Quand notre fils nous a appris sa naissance, au lendemain de cette fin de soirée du 21 septembre 2013, je me suis réjoui comme n’importe quel grand-papa l’aurait fait. Aurélie était née. Notre fils nous a raconté les circonstances, comme n’importe quel bon fils. Il a gardé un « détail » pour la fin: la gynécologue est quasi certaine qu’Aurélie présente une trisomie 21. Silence. Et puis la surprise. Et la joie. Trisomie 21, et alors?

Notre fils Steve est un jumeau. Nous l’avons adopté lui et son frère alors qu’ils avaient 2 ans et 8 mois. Après eux, nous avons adopté trois autres garçons, tous avec des « particularités ». Christian, un Roumain avec un handicap physique, un fonctionnement intellectuel déficient et une santé mentale fragile; François, lui-même jumeau, adopté seul à 5 mois car il présentait lui aussi une trisomie 21; et Xavier, deuxième enfant d’une mère déclarée incapable parentale, avec des séquelles de négligence dans les premiers mois de sa vie, accueilli chez nous à 16 mois. Steve et sa conjointe Annie avaient déjà trois beaux enfants avant le début de cette grossesse. À 26 ans, Annie ne fait pas partie des femmes à risque et n’a donc pas été « investie » pour subir les tests qui sont devenus systématiques dès qu’une femme est enceinte à 30 ans et plus. Mais la nature joue des tours!
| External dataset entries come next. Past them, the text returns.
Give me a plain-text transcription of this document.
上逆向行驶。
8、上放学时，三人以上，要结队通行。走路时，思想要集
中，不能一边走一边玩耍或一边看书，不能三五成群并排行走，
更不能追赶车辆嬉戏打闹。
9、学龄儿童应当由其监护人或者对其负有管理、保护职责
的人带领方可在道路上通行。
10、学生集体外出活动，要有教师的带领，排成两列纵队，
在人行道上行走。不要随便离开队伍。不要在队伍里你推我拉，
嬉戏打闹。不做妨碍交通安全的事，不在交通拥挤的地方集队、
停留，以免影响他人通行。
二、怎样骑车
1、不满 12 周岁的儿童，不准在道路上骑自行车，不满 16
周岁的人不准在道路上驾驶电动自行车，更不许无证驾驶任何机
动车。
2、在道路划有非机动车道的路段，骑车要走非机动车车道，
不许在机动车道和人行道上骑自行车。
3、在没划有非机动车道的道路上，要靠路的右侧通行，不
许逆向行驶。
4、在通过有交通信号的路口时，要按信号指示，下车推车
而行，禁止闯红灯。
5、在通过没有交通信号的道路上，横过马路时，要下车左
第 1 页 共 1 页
Aurélie est apparue avec son minois de triso classique.
Pourquoi?
Steve n’a cessé de nous dire et nous redire, en crescendo comme dans le Boléro de Ravel, qu’il était content de sa petite fille, qu’il était content de sa trisomie 21. Annie n’a pas eu de réaction catastrophique non plus. Son souci premier était le regard des autres. Comment sa petite Aurélie vivrait ce regard, surtout des autres enfants. Ce fut donc une surprise, sans pourquoi.
Pourquoi est la première question qui vient à l’esprit des parents « normaux » devant l’arrivée d’un cadeau « mal emballé » par la nature. Tous les couples qui mettent au monde un bébé qui présente une ou des particularités, génétiques ou non, se la posent constamment: Pourquoi? Et vient ensuite les autres questions, plus ravageuses: Pourquoi cela arrive à nous? Qu’avons-nous fait pour mériter cela? Et ce sont des questions qui étouffent la joie de la naissance. L’enfant naît et est accueilli avec des questions plutôt que dans le bonheur. Oh! Le bonheur finit généralement par venir aussi, car ces petits coeurs savent charmer et gagner même les plus endurcis. Il suffit simplement de demeurer avec eux, quelques jours, quelques semaines, et puis voilà. La joie succède au malheur.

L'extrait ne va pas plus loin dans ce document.